HARIANHALMAHERA.COM–Rencana pembangunan smelter kerja sama antara PT Freeport Indonesia (PTFI) dengan perusahaan asal Tiongkok Tsingshan Steel di kawasan PT IWIP, Halteng tak kunjung menemui titik cerah.
Direktur MIND ID Orias Petrus Moedak mengungkapkan proses diskusi masih berlangsung hingga saat ini. “Awalnya kan bangun di Gresik, tapi karena covid semua berhenti, saat berhenti Tsingshan nawarin katanya lebih cepat dan murah. Kita masih diskusi semurah apa, soal timing dan kualitas juga,” kata Orias dalam Konferensi Pers Virtual, Jumat (7/5) sebagaimana yang dilansir kontan.
Orias menegaskan hingga saat ini belum ada keputusan apapun yang diambil. Ini sekaligus membantah kabar yang menyebutkan PTFI menolak rencana kerjasama dengan Tsingshan yang sebelumnya sempat beredar.
Masih menurut Orias, jika pun kerjasama dengan Tsingshan urung terwujud maka PTFI masih bisa berfokus merampungkan proyek smelter di JIIPE, Gresik, Jawa Timur.
Adapun, pihaknya memang menargetkan bisa ada keputusan yang diambil secepatnya, apalagi jika jadi bekerjasama maka ada banyak hal yang perlu dipersiapkan termasuk soal lahan. Orias mencontohkan untuk proyek smelter di Gresik saja membutuhkan waktu setahun sementara target pembangunan smelter baru diharapkan terealisasi di 2023 mendatang.
Orias melanjutkan di tengah diskusi dengan Tsingshan, pembangunan smelter di Gresik masih tetap berjalan. “Semuanya kita lakukan outstanding, kalaupun missed di Tsingshan kan masih bisa di JIIPE, kita lanjutkan saja di JIIPE,” sambung Orias.
Untuk itu, diharapkan keputusan bisa diperoleh sebelum Juni. Pasalnya jika belum ada kepastian pada periode Juni hingga Juli maka menurut Orias bukan tidak mungkin target pembangunan smelter di 2023 bisa mundur.

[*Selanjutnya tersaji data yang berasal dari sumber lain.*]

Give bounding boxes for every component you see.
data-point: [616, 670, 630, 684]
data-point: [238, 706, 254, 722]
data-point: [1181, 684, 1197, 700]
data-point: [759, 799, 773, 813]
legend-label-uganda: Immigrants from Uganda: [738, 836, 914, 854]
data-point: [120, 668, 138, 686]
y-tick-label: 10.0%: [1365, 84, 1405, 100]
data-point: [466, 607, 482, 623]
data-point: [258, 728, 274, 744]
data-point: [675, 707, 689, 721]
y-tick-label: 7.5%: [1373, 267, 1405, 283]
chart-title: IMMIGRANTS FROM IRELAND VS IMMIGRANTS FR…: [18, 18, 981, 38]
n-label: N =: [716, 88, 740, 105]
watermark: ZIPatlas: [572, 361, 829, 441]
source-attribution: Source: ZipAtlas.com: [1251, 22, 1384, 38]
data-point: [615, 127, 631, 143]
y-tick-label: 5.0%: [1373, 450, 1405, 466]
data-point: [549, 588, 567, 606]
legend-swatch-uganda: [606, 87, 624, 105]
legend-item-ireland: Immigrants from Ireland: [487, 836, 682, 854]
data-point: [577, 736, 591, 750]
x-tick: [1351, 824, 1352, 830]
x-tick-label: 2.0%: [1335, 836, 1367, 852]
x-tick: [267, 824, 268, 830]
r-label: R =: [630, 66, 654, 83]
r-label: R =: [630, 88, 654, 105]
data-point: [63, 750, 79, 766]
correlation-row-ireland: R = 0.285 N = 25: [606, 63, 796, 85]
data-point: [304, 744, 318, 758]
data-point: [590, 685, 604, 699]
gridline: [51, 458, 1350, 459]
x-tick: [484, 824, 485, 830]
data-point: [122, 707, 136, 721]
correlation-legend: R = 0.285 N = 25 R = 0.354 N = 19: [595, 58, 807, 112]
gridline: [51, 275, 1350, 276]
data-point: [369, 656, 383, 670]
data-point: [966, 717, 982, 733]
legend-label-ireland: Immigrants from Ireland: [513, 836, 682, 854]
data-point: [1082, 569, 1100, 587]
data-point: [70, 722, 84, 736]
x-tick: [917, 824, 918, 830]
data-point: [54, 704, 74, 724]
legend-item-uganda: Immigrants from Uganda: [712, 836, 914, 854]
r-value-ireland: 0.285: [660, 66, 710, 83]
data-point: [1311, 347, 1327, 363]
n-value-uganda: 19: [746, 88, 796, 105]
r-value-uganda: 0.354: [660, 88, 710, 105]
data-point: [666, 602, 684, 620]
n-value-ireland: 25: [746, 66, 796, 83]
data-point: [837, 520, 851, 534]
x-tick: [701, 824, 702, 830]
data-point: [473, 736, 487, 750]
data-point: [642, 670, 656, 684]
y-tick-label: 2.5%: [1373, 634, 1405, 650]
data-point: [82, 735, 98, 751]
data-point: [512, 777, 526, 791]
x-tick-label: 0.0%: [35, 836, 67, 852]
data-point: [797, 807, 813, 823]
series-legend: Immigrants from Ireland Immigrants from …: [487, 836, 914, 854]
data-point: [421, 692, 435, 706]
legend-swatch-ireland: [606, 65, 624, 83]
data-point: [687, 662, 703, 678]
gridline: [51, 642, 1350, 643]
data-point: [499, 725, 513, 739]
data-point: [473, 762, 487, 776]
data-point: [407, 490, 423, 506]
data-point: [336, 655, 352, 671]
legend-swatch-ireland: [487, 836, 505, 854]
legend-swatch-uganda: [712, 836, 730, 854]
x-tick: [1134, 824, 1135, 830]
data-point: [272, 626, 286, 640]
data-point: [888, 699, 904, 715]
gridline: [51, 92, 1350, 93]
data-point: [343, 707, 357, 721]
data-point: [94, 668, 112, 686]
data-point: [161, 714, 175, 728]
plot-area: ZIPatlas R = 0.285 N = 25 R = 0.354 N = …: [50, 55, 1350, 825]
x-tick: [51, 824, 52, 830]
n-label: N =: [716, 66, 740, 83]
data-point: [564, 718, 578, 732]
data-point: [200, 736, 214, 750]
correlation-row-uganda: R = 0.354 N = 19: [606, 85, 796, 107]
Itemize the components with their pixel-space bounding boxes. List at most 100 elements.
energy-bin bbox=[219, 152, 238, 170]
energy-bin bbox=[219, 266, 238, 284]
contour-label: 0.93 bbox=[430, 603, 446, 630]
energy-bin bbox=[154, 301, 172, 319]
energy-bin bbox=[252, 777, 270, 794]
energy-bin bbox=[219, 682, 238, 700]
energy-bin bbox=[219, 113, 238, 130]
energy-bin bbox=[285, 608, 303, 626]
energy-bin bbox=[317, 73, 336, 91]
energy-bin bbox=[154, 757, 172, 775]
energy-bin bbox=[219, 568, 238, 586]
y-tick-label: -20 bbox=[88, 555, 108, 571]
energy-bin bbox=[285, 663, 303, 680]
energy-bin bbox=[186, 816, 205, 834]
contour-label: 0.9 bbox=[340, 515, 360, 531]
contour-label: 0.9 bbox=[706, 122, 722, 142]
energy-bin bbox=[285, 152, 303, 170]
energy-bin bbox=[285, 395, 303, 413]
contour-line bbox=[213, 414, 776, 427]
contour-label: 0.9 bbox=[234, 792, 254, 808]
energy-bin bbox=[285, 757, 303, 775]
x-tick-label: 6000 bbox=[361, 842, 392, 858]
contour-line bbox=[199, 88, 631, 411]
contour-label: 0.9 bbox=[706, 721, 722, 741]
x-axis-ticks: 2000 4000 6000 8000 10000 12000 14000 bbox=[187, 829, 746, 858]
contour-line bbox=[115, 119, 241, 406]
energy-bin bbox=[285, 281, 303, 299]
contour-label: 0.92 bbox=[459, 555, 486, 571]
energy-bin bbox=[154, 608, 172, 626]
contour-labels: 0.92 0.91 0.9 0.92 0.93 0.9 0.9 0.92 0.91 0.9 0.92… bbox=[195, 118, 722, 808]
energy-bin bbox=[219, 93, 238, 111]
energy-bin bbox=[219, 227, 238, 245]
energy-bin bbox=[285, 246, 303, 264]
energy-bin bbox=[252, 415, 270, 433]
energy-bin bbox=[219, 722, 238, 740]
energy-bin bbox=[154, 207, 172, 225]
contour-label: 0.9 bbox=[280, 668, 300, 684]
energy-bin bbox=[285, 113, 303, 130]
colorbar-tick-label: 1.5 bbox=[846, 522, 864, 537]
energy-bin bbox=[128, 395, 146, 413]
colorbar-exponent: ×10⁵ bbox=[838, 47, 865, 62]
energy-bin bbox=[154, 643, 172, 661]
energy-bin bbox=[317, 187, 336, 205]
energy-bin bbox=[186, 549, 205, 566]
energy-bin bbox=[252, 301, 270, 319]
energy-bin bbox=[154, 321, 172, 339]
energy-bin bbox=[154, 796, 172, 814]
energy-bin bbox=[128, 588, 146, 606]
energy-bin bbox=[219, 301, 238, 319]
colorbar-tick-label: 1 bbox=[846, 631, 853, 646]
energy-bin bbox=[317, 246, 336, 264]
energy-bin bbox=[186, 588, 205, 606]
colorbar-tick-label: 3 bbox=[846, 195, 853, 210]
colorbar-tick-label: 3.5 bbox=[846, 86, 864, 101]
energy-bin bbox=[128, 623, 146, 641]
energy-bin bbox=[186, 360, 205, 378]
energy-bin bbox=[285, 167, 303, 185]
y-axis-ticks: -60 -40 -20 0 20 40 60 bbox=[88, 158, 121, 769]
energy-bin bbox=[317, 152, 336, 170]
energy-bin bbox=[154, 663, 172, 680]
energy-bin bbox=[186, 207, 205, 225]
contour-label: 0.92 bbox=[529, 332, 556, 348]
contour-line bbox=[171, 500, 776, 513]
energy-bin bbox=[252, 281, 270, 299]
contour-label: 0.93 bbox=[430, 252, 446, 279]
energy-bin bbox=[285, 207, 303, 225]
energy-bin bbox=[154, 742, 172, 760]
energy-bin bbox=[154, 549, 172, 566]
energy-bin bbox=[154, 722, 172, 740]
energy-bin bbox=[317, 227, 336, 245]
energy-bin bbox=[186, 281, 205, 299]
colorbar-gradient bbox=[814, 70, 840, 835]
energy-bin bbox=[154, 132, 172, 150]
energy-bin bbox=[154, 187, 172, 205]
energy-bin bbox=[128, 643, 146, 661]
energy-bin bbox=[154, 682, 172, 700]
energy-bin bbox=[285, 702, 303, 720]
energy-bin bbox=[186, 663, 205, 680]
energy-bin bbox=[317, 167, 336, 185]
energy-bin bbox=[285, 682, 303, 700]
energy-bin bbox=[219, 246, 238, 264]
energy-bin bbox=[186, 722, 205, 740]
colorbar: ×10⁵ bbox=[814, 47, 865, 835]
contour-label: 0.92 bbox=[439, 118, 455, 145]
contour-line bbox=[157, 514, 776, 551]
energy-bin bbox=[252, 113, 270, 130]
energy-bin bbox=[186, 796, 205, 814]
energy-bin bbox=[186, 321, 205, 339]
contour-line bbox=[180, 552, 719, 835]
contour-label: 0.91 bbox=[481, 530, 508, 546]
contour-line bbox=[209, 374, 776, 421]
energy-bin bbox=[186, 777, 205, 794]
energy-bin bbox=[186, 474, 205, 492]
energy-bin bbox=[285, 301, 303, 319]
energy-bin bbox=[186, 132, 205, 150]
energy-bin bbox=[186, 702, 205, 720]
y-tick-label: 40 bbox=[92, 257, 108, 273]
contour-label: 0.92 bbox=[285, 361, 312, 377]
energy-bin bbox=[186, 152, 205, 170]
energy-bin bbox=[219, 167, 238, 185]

Sekedar informasi, rencana pembangunan smelter di Weda Bay berkapasitas 2,4 juta ton dengan biaya sekitar USD 2,5 miliar (setara Rp 35 Triliun).
Sedangkan untuk kapasitas smelter Freeport di Gresik awalnya direncanakan sebesar 2 juta ton dengan investasi sekitar USD 3 miliar. Namun belakangan, kapasitasnya dipangkas menjadi 1,7 juta ton. Sedangkan 300.000 ton lainnya ditutupi melalui pengembangan smelter tembaga eksisting di PT Smelting. (ktc/pur)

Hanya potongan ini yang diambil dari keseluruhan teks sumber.